Relationships matter as much as technology

There is a pattern in two major events that occurred this month:– 33 Chilean miners were rescued— in a breathtakingly heroic effort and, at the other end of the hemisphere,– Calgary elected a new mayor. They share one common theme:

Media credited technology for the success of both endeavours

In Chile, amazing machines brought 33 men and a few rescuers to the surface. In Calgary, an almost unknown professor with about 1% popular support when he entered the race used electronic devices to raise his popularity high enough to sweep the competition.

At least, those were the stories that made the news. And it’s true. Technology did save the men and help the man get elected. Is technology the whole story? Nope!

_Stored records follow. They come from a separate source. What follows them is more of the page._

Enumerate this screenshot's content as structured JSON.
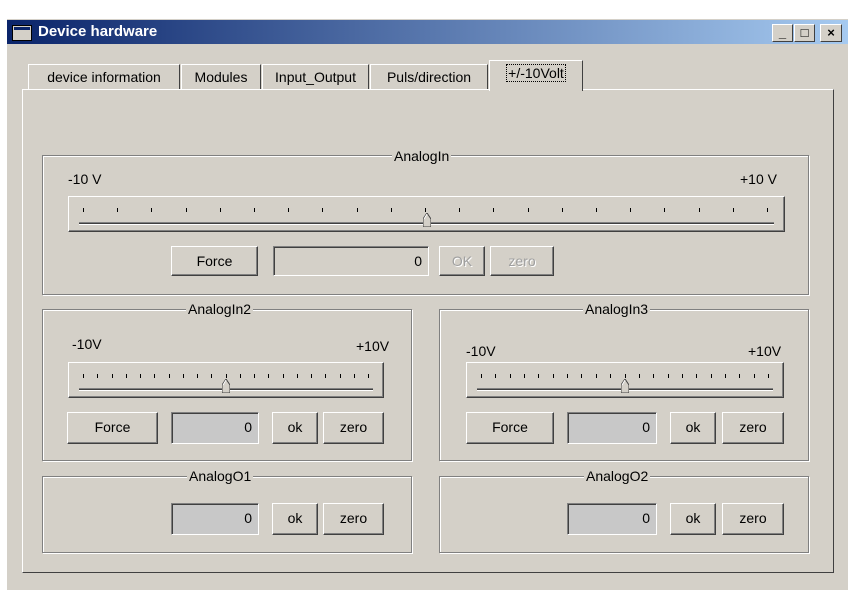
{
  "window": {
    "title": "Device hardware",
    "min_label": "_",
    "max_label": "□",
    "close_label": "×"
  },
  "tabs": [
    {
      "label": "device information"
    },
    {
      "label": "Modules"
    },
    {
      "label": "Input_Output"
    },
    {
      "label": "Puls/direction"
    },
    {
      "label": "+/-10Volt",
      "active": true
    }
  ],
  "analog_in": {
    "title": "AnalogIn",
    "min_label": "-10 V",
    "max_label": "+10 V",
    "force_label": "Force",
    "value": "0",
    "ok_label": "OK",
    "zero_label": "zero",
    "slider_position": 0.5
  },
  "analog_in2": {
    "title": "AnalogIn2",
    "min_label": "-10V",
    "max_label": "+10V",
    "force_label": "Force",
    "value": "0",
    "ok_label": "ok",
    "zero_label": "zero",
    "slider_position": 0.5
  },
  "analog_in3": {
    "title": "AnalogIn3",
    "min_label": "-10V",
    "max_label": "+10V",
    "force_label": "Force",
    "value": "0",
    "ok_label": "ok",
    "zero_label": "zero",
    "slider_position": 0.5
  },
  "analog_o1": {
    "title": "AnalogO1",
    "value": "0",
    "ok_label": "ok",
    "zero_label": "zero"
  },
  "analog_o2": {
    "title": "AnalogO2",
    "value": "0",
    "ok_label": "ok",
    "zero_label": "zero"
  },
  "colors": {
    "titlebar_start": "#0a246a",
    "titlebar_end": "#a6caf0",
    "face": "#d4d0c8"
  },
  "icons": {
    "window_icon": "window-icon",
    "slider_thumb": "slider-thumb-icon"
  }
}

The better and mostly untold story is about the relationships of collaboration and consensus decision making that created the conditions for success in both cases.

Relationships saved the 33 before technology did

The 33 men in the mine shafts, after initial trial and error about how to get along in extraordinarily harsh circumstances, self organized their lives underground and averted interpersonal disaster. When the technology found them, they had figured out how to survive as a group.

The message used media

The new mayor of Calgary understood that technology is only a tool for policy and platform content. He had something to say that was worth hearing. Social media and networking transmitted his good messages.

Technology is good to have, not the whole story

Without the tools of interpersonal relationships and consensus decision making, which supported and made the technology fit the situations, both stories might have ended differently.

We still need to have our own resilience, conflict management, and interpersonal relationships skills. We might never run for office or be trapped by forces beyond our control. Yet, each day we have challenges that technology can’t fix and our conflict competence skills can.